Representatives from the Washington, D.C.-based New Civil Liberties Alliance following the ruling said they are exploring an appeal to the nation’s highest court.
“The Massachusetts Supreme Judicial Court bucked a growing trend by state and federal courts — including the U.S. Supreme Court — that was holding governors accountable for their unconstrained assaults on civil liberties and structural constitutional protections … that exist in state constitutions,” said senior litigator Michael DeGrandis, who argued the case before the SJC.

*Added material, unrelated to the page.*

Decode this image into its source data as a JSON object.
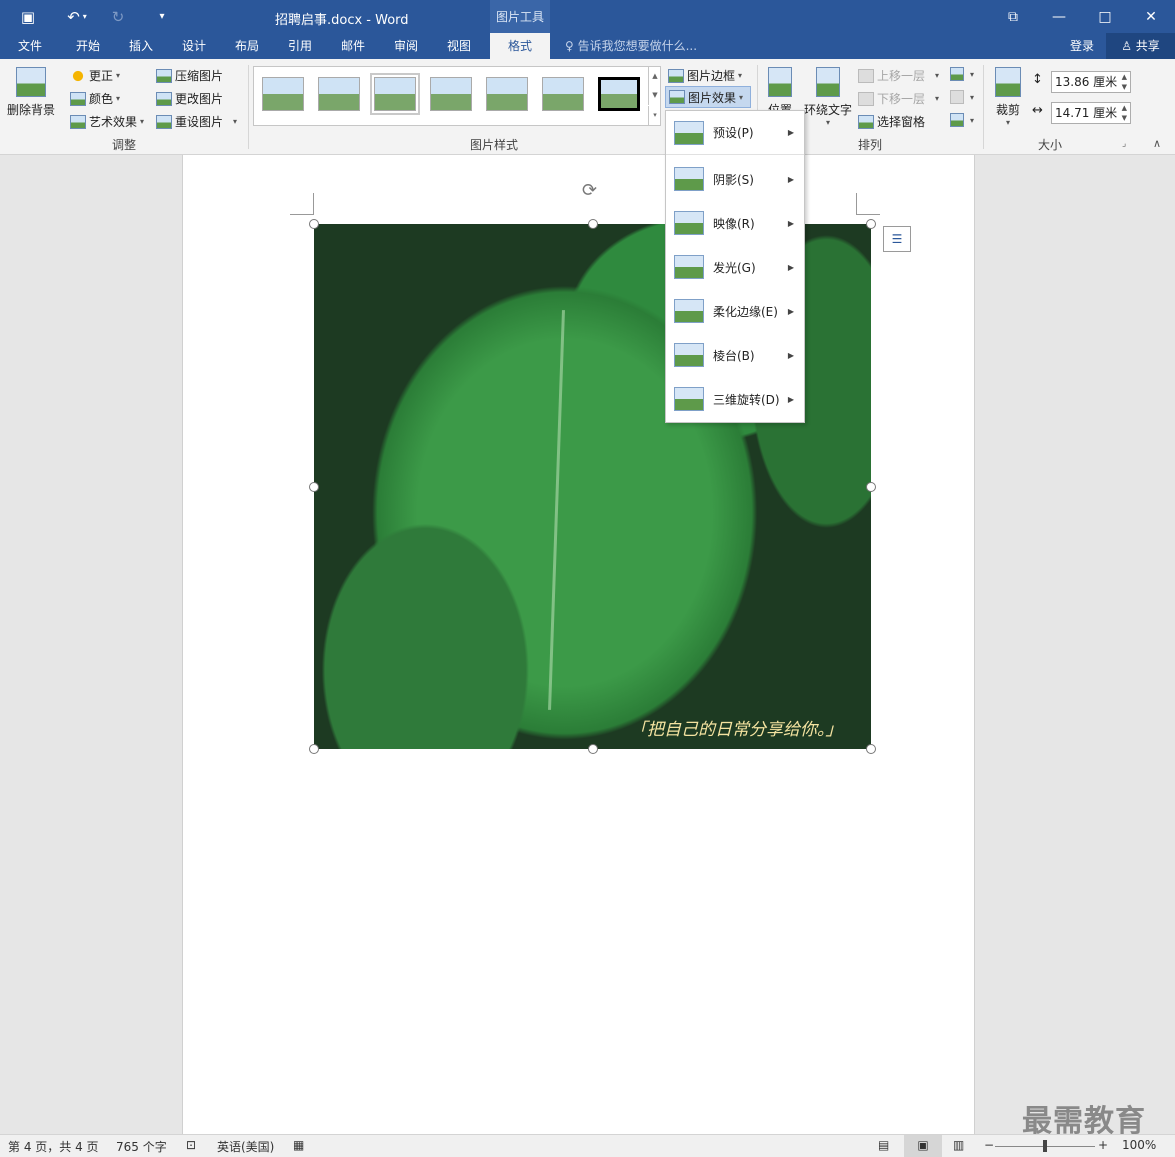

A June lawsuit filed by NCLA and Hubbardston hairstylist Dawn Desrosiers argued Baker overstepped his authority in invoking the wide-ranging Cold War-era Civil Defense Act as the basis for sweeping COVID-19 orders shuttering businesses and schools, dictating how reopenings were done and requiring face coverings, accusing the governor of the “exercise of police power.”
“Massachusetts has now shepherded the liberty-loving principles of the American Revolution from cradle to grave,” DeGrandis said. “There’s absolutely no reason why the Legislature hasn’t been brought into the fold to enact whatever laws the Legislature needs to protect the public health,” DeGrandis continued.
The NCLA sought to invalidate dozens of executive orders Baker issued amid the ongoing public health emergency, arguing it is the job of the Legislature — not the executive branch — to issue directives. As of Thursday, Baker has issued 57 pandemic executive orders since declaring a state of emergency on March 10.
Plaintiffs argued that local boards of health should have taken the lead on COVID-19 response under the Public Health Act rather than Baker declaring the state of emergency under the Civil Defense Act. Justices disagreed, saying the pandemic clearly falls into the “other natural causes” category in the Civil Defense Act.